Millennials and the Coronavirus

By Lindsay Frankel
Inside Subprime: April 22, 2020

The financial impact of the Coronavirus on families has been devastating, and as we enter a recession, one group will struggle to stay afloat more than others: Millennials. 

Older millennials entered the workforce during the aftermath of the Great Recession, struggling to find work and dealing with low wages. They’ve already been destabilized by rough economic conditions, which has resulted in savings-focused attitudes towards money. They’re budgeting responsibly, and three quarters are saving money, despite the financial challenges they continue to face. But the impact of the coronavirus crisis will be a major setback for millennials, even more so than for other generations, for a few reasons. 

Millennials Were Already Financially Fragile

When entering the Great Recession, Gen Xers, who were around the same age as millennials today, had an average of twice the wealth that millennials now have. They were more prepared to weather the hardship then, and they’re more prepared to endure the impact of COVID-19 today. They now hold about four times the assets as younger adults. 

Stagnant wages, rising rent costs, and student loan debt contribute to a financially precarious situation for millennials. They’re earning about 20 percent less, when adjusted for inflation, than baby boomers did at the same age. That means less income for paying off student loan debt; the average millennial devotes 34 percent of their income to repayment. 

The net worth of the average millennial is under $8,000, and only 44 percent of millennials have an emergency fund that will cover three months of expenses. Over one third don’t have anything set aside in a rainy day fund, leaving them especially vulnerable to job loss. 

The 2008 financial crisis also changed attitudes about investing, causing young Americans to avoid putting their money in the stock market. Before the Great Recession, Generation X had an average of three times the stock market holdings that millennials have today. And Gen Xers now hold ten times more assets in the stock market than millennials. As a result of the pandemic, it’s possible that younger Americans could become even more hesitant to invest, leaving them with less opportunities to grow a retirement nest egg. 

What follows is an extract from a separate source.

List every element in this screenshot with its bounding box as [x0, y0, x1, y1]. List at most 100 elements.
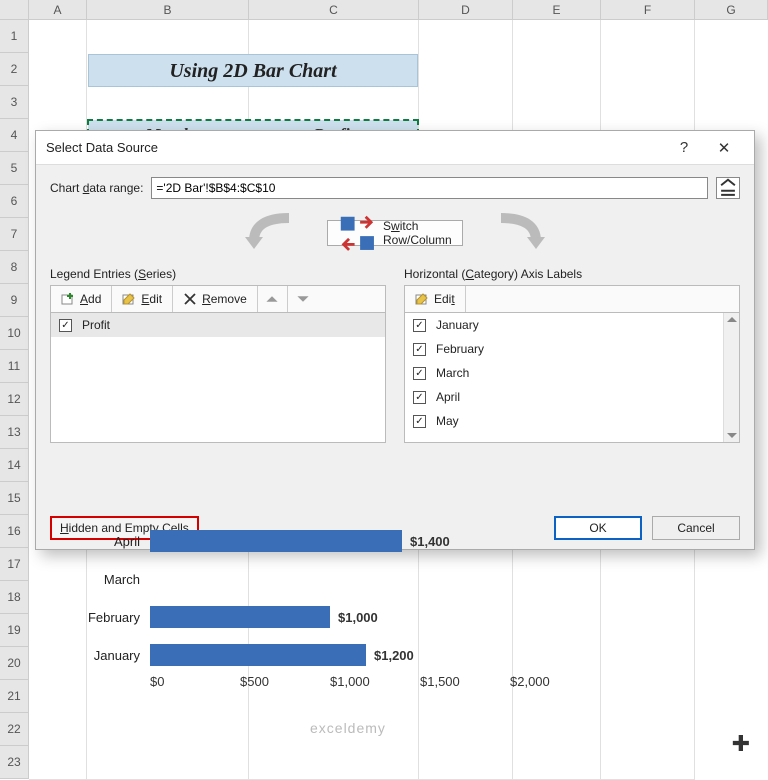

More Millennials Have Become Unemployed

Business closures have disproportionately impacted millennial workers, who make up 59 percent of the workforce in bars, 49 percent of food service and restaurant workers, and 48 percent of clothing store workers. Unlike white collar employees, workers in these industries aren’t able to work from home. 

As a result, job loss has been especially prevalent among millennial workers. According to a report from Hearts & Wallets, more than half of millennials have lost their jobs or become furloughed without pay as a result of the pandemic. That’s compared to only 15 percent of Gen Xers and seven percent of baby boomers. 

Millennials Will Further Delay Milestones

Largely due to rising educational, medical, and housing costs that have outpaced wage increases, millennials are already behind previous generations with regards to milestones such as homeownership. They’re waiting to start families and delaying career moves such as entrepreneurship as a result of their fragile financial status. 

The coronavirus crisis has left millennials even less hopeful with regards to future homeownership. While 38 percent of millennials reported plans to purchase real estate in 2019, that share has dropped to just two percent since the pandemic hit. 

And now that the pandemic is causing millennials to explore options such as withdrawing from their retirement accounts to make ends meet, they’re planning to delay retirement as well. The Hearts & Wallets report revealed that more people are now planning to work part time into retirement than before the pandemic hit. 

Ongoing Effects

Millennials have already suffered the long-term effects of graduating during a recession, experiencing huge losses in initial earnings, which studies show can take a decade to recover from. Those without a college degree fared even worse, depending on lower wages that remained stagnant. 

With a lifetime income trajectory already hampered by the Great Recession and current earnings cut or reduced due to the viral crisis, millennials have been dealt a double blow. And their financial instability will have a huge impact on the economy in addition to straining government resources as they reach retirement age. 

The CARES Act is providing some relief for millennials. It increases unemployment benefits and expands eligibility to cover the gig economy, which is saturated with millennial workers. And the $1,200 stimulus checks being sent to workers earning less than $75,000 per year will help millennials lacking a rainy day fund; but that money won’t last long. If business closures outlast the provisions of the CARES Act, the financial impact on millennials could be catastrophic.